浅い感想も言おう
映画ナタリーで連載中のミルクボーイ駒場さんの映画コラムが面白いです。
映画の内容がうまく読み取れず、「えっ、この映画ってそんなこと言うてた?」となりがちな彼が、有名な映画を見た感想を素朴に語っています。
この連載を読んでいて、こういうふうにわからないことを「わからない」と言う素直な感想みたいなものは、今の時代には貴重だな、と思いました。
一般に、映画は映画を見慣れていない人にとっては難しい。あらすじを見失ったり、伏線に気付かなかったり、登場人物の顔と名前が覚えられなかったりすることはよくあります。でも、それを言っても「浅い」と思われがちなので、SNSなどではそういうことを言えない風潮があります。
でも、そういう人は少なくない割合で確実に存在するのだから、そういう率直な感想をもっとたくさん読みたいなあ、と思います。

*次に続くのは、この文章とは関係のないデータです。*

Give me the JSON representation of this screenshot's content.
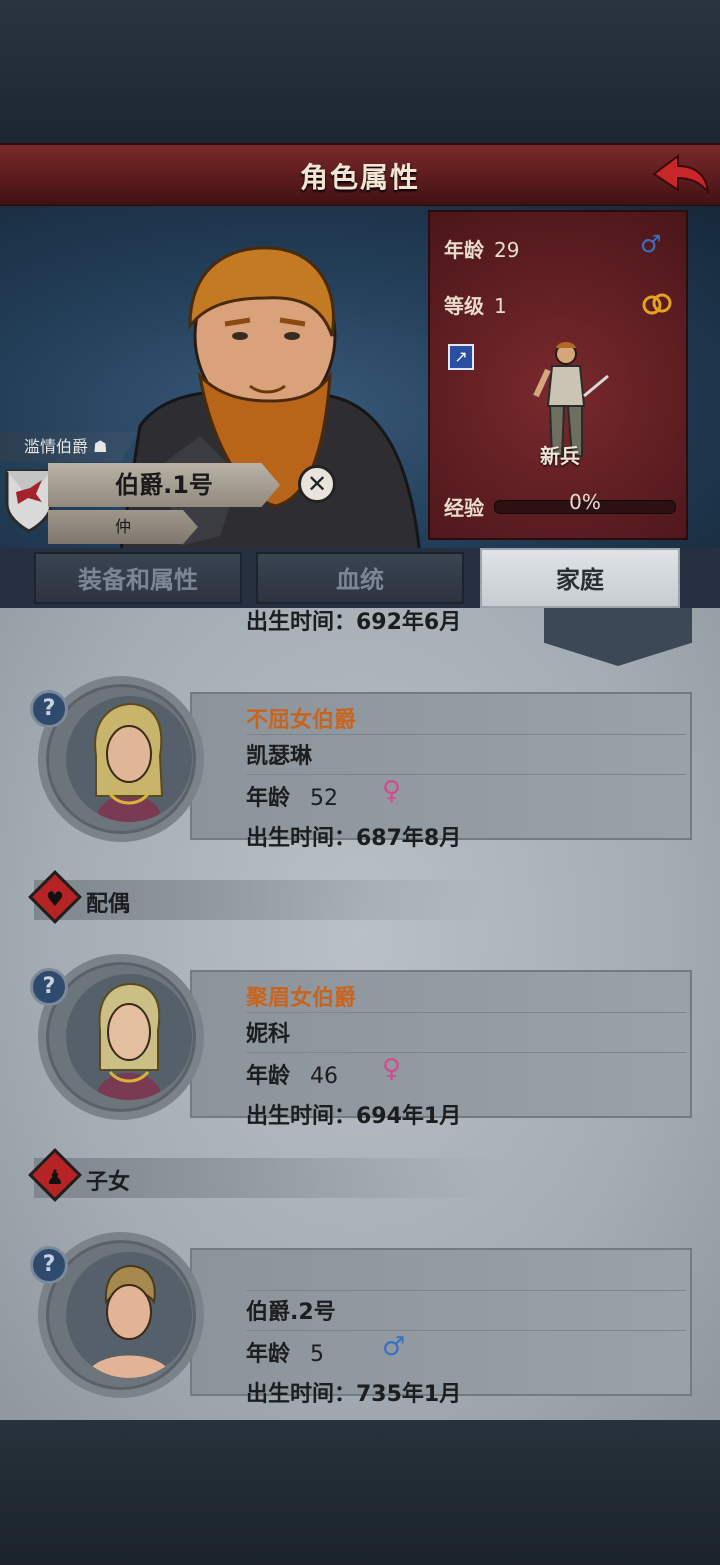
{
  "header": {
    "title": "角色属性"
  },
  "character": {
    "epithet": "滥情伯爵",
    "name": "伯爵.1号",
    "rank_tag": "仲",
    "stats": {
      "age_label": "年龄",
      "age": "29",
      "level_label": "等级",
      "level": "1",
      "class_name": "新兵",
      "exp_label": "经验",
      "exp_value": "0%",
      "exp_fraction": 0
    }
  },
  "tabs": [
    "装备和属性",
    "血统",
    "家庭"
  ],
  "partial_member": {
    "birth": "出生时间：692年6月"
  },
  "members": [
    {
      "title": "不屈女伯爵",
      "name": "凯瑟琳",
      "age_label": "年龄",
      "age": "52",
      "birth": "出生时间：687年8月",
      "gender": "♀",
      "gender_color": "#d14b8f"
    },
    {
      "title": "聚眉女伯爵",
      "name": "妮科",
      "age_label": "年龄",
      "age": "46",
      "birth": "出生时间：694年1月",
      "gender": "♀",
      "gender_color": "#d14b8f"
    },
    {
      "title": "",
      "name": "伯爵.2号",
      "age_label": "年龄",
      "age": "5",
      "birth": "出生时间：735年1月",
      "gender": "♂",
      "gender_color": "#3a6fc4"
    }
  ],
  "sections": {
    "spouse": "配偶",
    "children": "子女"
  },
  "colors": {
    "male": "#3a6fc4",
    "female": "#d14b8f",
    "title_orange": "#c9641e",
    "header_red": "#5c1c1e"
  }
}
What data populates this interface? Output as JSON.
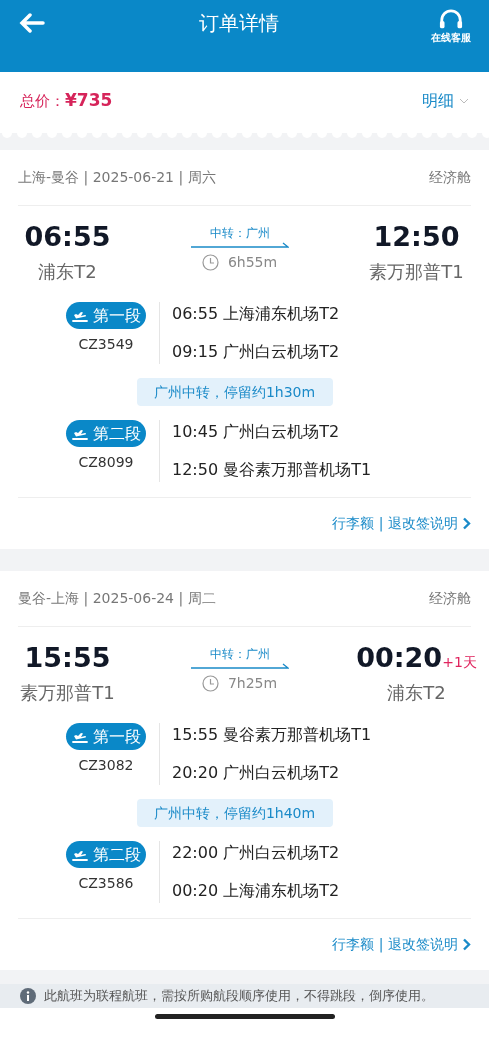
{
  "header": {
    "title": "订单详情",
    "support_label": "在线客服"
  },
  "price": {
    "label": "总价：",
    "amount": "¥735",
    "detail": "明细"
  },
  "trips": [
    {
      "summary": "上海-曼谷 | 2025-06-21 | 周六",
      "cabin": "经济舱",
      "dep_time": "06:55",
      "dep_airport": "浦东T2",
      "transfer": "中转：广州",
      "duration": "6h55m",
      "arr_time": "12:50",
      "arr_airport": "素万那普T1",
      "segments": [
        {
          "badge": "第一段",
          "flight": "CZ3549",
          "dep": "06:55 上海浦东机场T2",
          "arr": "09:15 广州白云机场T2"
        },
        {
          "badge": "第二段",
          "flight": "CZ8099",
          "dep": "10:45 广州白云机场T2",
          "arr": "12:50 曼谷素万那普机场T1"
        }
      ],
      "layover": "广州中转，停留约1h30m",
      "link": "行李额 | 退改签说明"
    },
    {
      "summary": "曼谷-上海 | 2025-06-24 | 周二",
      "cabin": "经济舱",
      "dep_time": "15:55",
      "dep_airport": "素万那普T1",
      "transfer": "中转：广州",
      "duration": "7h25m",
      "arr_time": "00:20",
      "arr_day_offset": "+1天",
      "arr_airport": "浦东T2",
      "segments": [
        {
          "badge": "第一段",
          "flight": "CZ3082",
          "dep": "15:55 曼谷素万那普机场T1",
          "arr": "20:20 广州白云机场T2"
        },
        {
          "badge": "第二段",
          "flight": "CZ3586",
          "dep": "22:00 广州白云机场T2",
          "arr": "00:20 上海浦东机场T2"
        }
      ],
      "layover": "广州中转，停留约1h40m",
      "link": "行李额 | 退改签说明"
    }
  ],
  "notice": "此航班为联程航班，需按所购航段顺序使用，不得跳段，倒序使用。"
}
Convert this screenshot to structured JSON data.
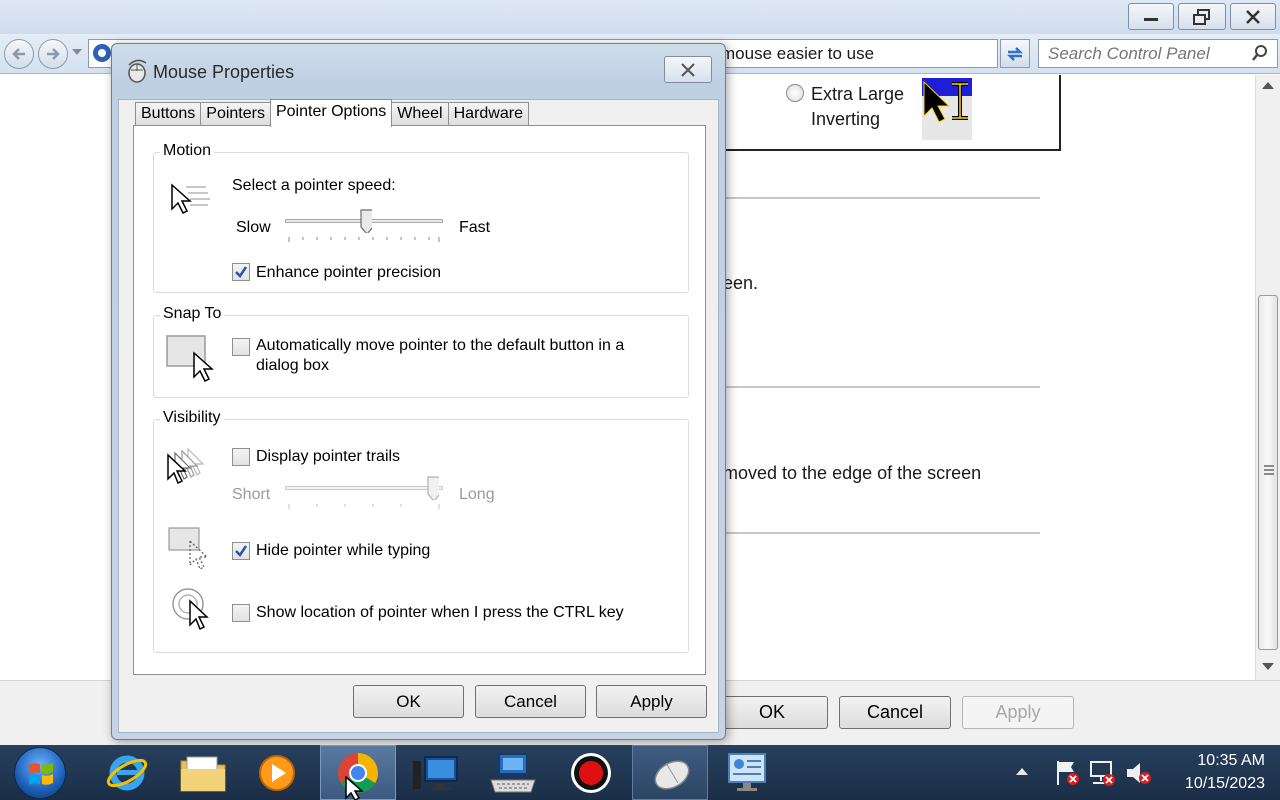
{
  "background_window": {
    "address_text": "mouse easier to use",
    "search_placeholder": "Search Control Panel",
    "pointer_scheme_option": "Extra Large\nInverting",
    "text_line_1": "een.",
    "text_line_2": "moved to the edge of the screen",
    "ok_label": "OK",
    "cancel_label": "Cancel",
    "apply_label": "Apply"
  },
  "dialog": {
    "title": "Mouse Properties",
    "tabs": [
      {
        "label": "Buttons",
        "active": false
      },
      {
        "label": "Pointers",
        "active": false
      },
      {
        "label": "Pointer Options",
        "active": true
      },
      {
        "label": "Wheel",
        "active": false
      },
      {
        "label": "Hardware",
        "active": false
      }
    ],
    "motion": {
      "group_label": "Motion",
      "speed_label": "Select a pointer speed:",
      "slow_label": "Slow",
      "fast_label": "Fast",
      "speed_value": 0.5,
      "precision_label": "Enhance pointer precision",
      "precision_checked": true
    },
    "snap_to": {
      "group_label": "Snap To",
      "auto_label": "Automatically move pointer to the default button in a\ndialog box",
      "auto_checked": false
    },
    "visibility": {
      "group_label": "Visibility",
      "trails_label": "Display pointer trails",
      "trails_checked": false,
      "short_label": "Short",
      "long_label": "Long",
      "trails_value": 1.0,
      "hide_label": "Hide pointer while typing",
      "hide_checked": true,
      "ctrl_label": "Show location of pointer when I press the CTRL key",
      "ctrl_checked": false
    },
    "ok_label": "OK",
    "cancel_label": "Cancel",
    "apply_label": "Apply"
  },
  "taskbar": {
    "items": [
      "start",
      "internet-explorer",
      "file-explorer",
      "media-player",
      "chrome",
      "remote-desktop",
      "on-screen-keyboard",
      "screen-recorder",
      "mouse",
      "control-panel"
    ],
    "active_item": "chrome",
    "time": "10:35 AM",
    "date": "10/15/2023"
  },
  "colors": {
    "accent": "#3c7bd3",
    "taskbar": "#1f3450",
    "dialog_frame": "#c5d4e5"
  }
}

どんなジャンルでもそうです。
ドラマや映画の「考察」が流行っている風潮などを見ていても思うことですが、「わかりたい」と思う人が多いのかなという気がします。その気持ちもわからなくはないけど、わかりたいという願望は「わからないといけない」という強迫観念に結びつきやすい。そこまで行くとちょっと不健康じゃないかなと思います。
そもそも、わからなくてもいいんです。「この映画、話の筋はよくわからなかったけど、戦いの場面は迫力があってドキドキした」でもいい。感想は自由。私たちはわかるために創作物を見ているわけではありません。
もちろんわかること自体の楽しさもある。でも、わからなくても楽しいこともある。わからなくて楽しくない場合は最悪ですが、まあそういうこともある。
ネット上などに感想を書くのが、誰かに読まれるためなのだとしたら、その誰かの1人になる可能性がある私個人の意見としては、誰もが気軽に感じたままの感想を素直に書いてくれたらいいのにな、と思っています。